A once esteemed member of Korean society (an elite by any standards as he attended top notch Korean university, studied overseas, worked as a high-ranking executive at a multinational corporation, lived in posh Seochogu apartment, etc) murdered his wife and two daughters largely because he could not countenance his failure and justify it to the women who mattered most to him. More specifically, he could not face the fact that not only had he been unemployed for the last few years but on top of that wasted large sums of money(though by average person’s standards his family still had a ton of equity left, more than half a million dollars).

But to someone who was used to the lavish living – overseas trips, foreign-made luxury vehicles, million-dollar-plus condos – the prospect of having to admit defeat, that he was not making it in this society despite his stellar credentials and shiny past, was just too much.
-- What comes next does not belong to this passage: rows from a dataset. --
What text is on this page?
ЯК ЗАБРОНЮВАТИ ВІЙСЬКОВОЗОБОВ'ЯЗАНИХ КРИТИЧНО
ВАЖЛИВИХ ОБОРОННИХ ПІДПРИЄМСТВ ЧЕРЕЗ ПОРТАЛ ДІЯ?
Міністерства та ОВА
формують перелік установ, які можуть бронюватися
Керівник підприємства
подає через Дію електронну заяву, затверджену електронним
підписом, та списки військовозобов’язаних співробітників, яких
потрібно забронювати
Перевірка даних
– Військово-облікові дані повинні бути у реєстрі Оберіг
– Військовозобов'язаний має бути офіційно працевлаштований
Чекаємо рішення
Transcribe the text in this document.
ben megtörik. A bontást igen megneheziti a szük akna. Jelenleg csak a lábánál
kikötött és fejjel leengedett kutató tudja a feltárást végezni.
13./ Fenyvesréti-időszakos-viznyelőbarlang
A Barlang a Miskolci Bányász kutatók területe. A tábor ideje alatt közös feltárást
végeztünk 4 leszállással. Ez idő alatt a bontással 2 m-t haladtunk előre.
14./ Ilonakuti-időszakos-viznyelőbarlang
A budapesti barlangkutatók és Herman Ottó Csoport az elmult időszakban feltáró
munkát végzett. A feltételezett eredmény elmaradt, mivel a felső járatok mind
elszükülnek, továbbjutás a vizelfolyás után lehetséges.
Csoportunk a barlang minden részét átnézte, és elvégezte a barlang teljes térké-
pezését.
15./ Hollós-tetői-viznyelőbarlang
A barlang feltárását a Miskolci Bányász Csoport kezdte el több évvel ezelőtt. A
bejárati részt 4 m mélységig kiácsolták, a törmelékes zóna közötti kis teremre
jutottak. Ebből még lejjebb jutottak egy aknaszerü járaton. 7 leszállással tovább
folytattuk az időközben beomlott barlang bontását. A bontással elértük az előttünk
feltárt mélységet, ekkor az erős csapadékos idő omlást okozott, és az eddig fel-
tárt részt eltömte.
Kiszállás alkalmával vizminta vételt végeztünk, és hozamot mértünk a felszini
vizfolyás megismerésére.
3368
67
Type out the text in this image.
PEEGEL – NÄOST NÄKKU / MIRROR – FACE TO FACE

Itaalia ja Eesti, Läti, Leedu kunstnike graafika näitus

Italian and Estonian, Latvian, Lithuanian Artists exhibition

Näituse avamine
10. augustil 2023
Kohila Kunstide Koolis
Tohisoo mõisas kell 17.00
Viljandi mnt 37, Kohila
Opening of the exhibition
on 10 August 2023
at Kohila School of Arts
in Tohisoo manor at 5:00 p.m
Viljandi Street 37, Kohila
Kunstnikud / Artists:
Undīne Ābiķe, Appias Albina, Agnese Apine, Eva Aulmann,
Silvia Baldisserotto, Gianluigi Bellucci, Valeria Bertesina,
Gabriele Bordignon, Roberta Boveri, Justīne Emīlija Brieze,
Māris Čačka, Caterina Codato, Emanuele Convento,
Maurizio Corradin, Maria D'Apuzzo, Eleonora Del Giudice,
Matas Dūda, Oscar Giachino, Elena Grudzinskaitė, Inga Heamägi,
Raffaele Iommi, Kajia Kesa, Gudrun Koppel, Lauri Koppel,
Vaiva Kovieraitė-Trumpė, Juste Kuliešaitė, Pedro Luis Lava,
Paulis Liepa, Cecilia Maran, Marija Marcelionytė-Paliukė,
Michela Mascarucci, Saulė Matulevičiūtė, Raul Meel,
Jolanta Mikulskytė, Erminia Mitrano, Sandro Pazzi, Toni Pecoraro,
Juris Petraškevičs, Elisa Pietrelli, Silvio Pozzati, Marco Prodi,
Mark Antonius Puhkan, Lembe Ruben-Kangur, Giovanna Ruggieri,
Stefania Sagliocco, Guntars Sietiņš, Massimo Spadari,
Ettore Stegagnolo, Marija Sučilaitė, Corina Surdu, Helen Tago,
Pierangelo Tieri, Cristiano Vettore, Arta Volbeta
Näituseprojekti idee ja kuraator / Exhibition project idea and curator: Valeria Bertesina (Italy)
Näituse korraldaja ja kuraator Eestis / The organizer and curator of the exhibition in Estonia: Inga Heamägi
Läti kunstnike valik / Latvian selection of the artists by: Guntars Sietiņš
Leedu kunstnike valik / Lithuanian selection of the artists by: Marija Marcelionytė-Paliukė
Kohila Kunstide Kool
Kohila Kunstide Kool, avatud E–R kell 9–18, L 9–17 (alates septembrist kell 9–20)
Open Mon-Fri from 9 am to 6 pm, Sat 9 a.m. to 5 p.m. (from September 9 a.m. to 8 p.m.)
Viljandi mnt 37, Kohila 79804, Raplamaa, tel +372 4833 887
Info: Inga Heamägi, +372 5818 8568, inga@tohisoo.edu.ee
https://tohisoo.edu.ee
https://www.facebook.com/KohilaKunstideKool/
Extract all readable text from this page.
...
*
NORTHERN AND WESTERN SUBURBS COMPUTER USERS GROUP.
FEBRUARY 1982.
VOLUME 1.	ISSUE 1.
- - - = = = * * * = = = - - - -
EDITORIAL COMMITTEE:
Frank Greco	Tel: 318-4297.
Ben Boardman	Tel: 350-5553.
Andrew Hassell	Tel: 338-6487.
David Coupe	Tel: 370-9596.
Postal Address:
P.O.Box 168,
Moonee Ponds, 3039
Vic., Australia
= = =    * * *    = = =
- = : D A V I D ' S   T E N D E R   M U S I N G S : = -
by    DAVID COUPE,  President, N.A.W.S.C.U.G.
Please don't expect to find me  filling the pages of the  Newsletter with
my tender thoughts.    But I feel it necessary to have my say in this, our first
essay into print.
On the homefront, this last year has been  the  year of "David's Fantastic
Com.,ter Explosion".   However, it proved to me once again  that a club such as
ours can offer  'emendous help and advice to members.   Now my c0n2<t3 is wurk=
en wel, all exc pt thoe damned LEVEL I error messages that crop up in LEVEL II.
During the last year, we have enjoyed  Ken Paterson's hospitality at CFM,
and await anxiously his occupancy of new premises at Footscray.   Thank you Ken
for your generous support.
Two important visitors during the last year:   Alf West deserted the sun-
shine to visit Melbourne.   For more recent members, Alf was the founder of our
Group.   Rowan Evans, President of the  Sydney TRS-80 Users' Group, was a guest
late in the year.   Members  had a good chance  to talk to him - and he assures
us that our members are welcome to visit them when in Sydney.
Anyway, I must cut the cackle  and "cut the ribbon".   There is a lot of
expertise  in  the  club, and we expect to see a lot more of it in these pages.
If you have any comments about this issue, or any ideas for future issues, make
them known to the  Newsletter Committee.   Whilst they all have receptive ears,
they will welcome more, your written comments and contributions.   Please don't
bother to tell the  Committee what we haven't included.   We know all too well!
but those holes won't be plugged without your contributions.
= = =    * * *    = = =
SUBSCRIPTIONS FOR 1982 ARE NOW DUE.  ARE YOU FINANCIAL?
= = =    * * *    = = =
Then, probably a cross word or a sly accusation about his incompetence or manhood or something just as trivial probably set him off because now, he was not only a pariah among friends and associates but a laughing stock to his own family – the ultimate loss of face.

Of course I’m extrapolating, but I can understand how it might have unfolded this way. I think it was about two months after I’d come back to Korea for good. Kids were visiting, and the four of us were crammed into our little officetel we were using temporarily before our home was ready. The real funny thing is I don’t even remember what triggered it, but what I do remember is that I was so enraged – that my wife could be so callous of my feelings and situation in front of the kids, that basically she had made me lose face in front of my own family – I thought I could literally kill someone.

Really, at the moment. I couldn’t imagine a more powerful emotion than shame, of losing face, and could not rationally think anything through. So I resorted to a trick I learned long ago in a comic book. I went downstairs and bought a bottle of soju (Korea’s vodka-like drink with half the dosage), went to the rooftop, then drank the whole thing in one sitting. That sobered me up pretty quick; I mean from my distemper, ’cause as soon as I returned to the officetel I fell asleep.

Next morning, my wife came up to me sheepishly and apologized, not realizing how close she had come to being throttled. I smiled and said “No worries, honey, but let’s be sure to keep a box of soju in the house.” She stared at me pop-eyed because I normally never drink anything at home. But you know, I’m willing to make that sacrifice if need be. Much better than murder and jail time from trying to save a little face.